While Mahin’s Muddy Waters’ book was his first to be published, he’d already written “Stalebread Charlie and the Razzy Dazzy Spasm Band,” which was published by Houghton Mifflin Harcourt this year.
The narrative recounts the true story of a group of homeless children who invented their own instruments to entertain visitors in the streets of New Orleans in the late 19th century.
Also published this year by Simon & Schuster’s children’s publishing division was Mahin’s “When Angels Sing: The Story of Rock Legend Carlos Santana.”
Illustrated by Jose Ramirez, the book follows Santana’s beginning years from his poverty-stricken adolescence and early years as a street musician in Mexico to his band’s historic appearance at the Woodstock festival in 1969.
“All of these books are a chance to remind children and adults that this thing we think of as American culture is something that’s created by lots of people from different backgrounds and ethnicities,” Mahin said. “That’s something we should process and remember, especially today when politics are intentionally divisive.”
Through each of the volumes, Mahin writes with a playful, poetic lilt at times reminiscent of Theodore Geisel’s Dr. Seuss works.
“Part of what you do as a children’s writer is you have to make it accessible to children without removing what makes Muddy Waters Muddy Waters,” Mahin said.
For example, a mantra within the text is: “But Muddy was never good at doing what he was told,” referring to Waters’ penchant for ignoring advice and going his own way.
While his publishers chose different artists for each of Mahin’s books, each is visually vivid, colorful and vibrant.
Turk’s work on the Muddy Waters book resulted in him being honored with the Ezra Jack Keats New Illustrator Award and “Muddy” being named one of the New York Times Best Illustrated Children’s Books of 2017.
Ramirez was awarded the Society of Illustrators Gold Medal for Original Art in 2018.

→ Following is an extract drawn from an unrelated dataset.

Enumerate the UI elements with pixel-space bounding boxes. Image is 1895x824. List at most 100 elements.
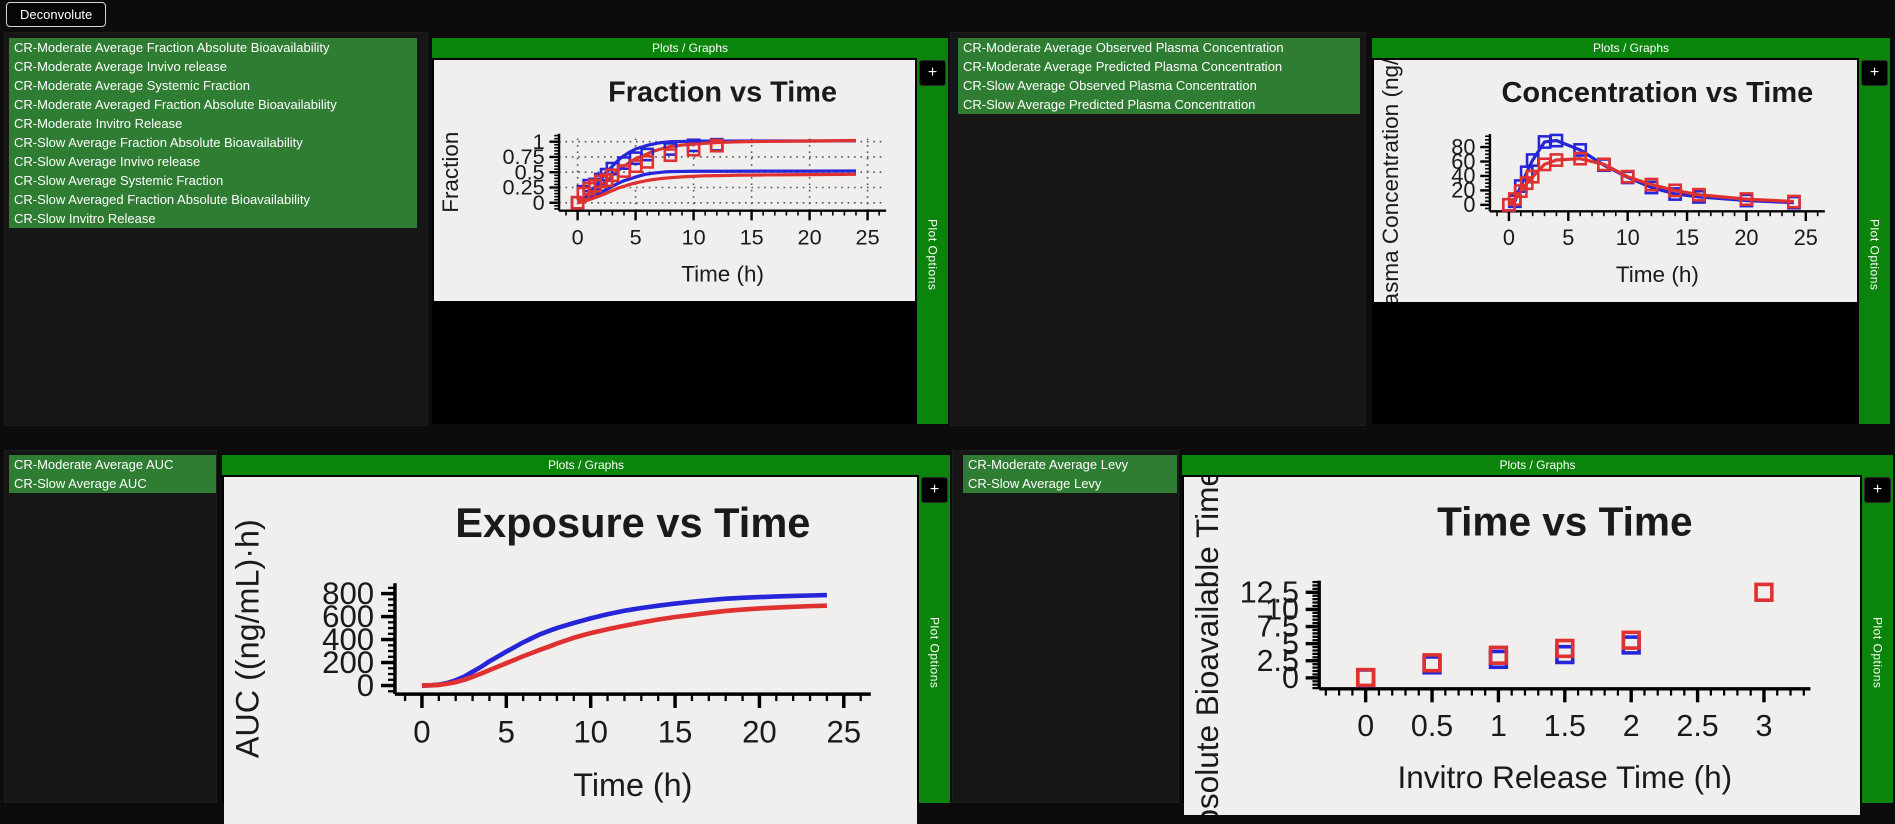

Children’s literature is not the only creative outlet for Mahin. The 44-year-old father of two also is a screenwriter and wrote the script for what he describes as a low-budget horror movie that is being readied for release.
“It’s completely not kids-appropriate,” Mahin said. “Kids should not go see it.”
He is not, however, giving up his day job or his path in children’s literature.
“I have several books in various stages of disarray,” he said. “I’ve got two or three being shopped to publishers. ... I’m sticking with the music themes for the time being. I love that my kids and other kids get to read these books and get to experience music and literature in this way.”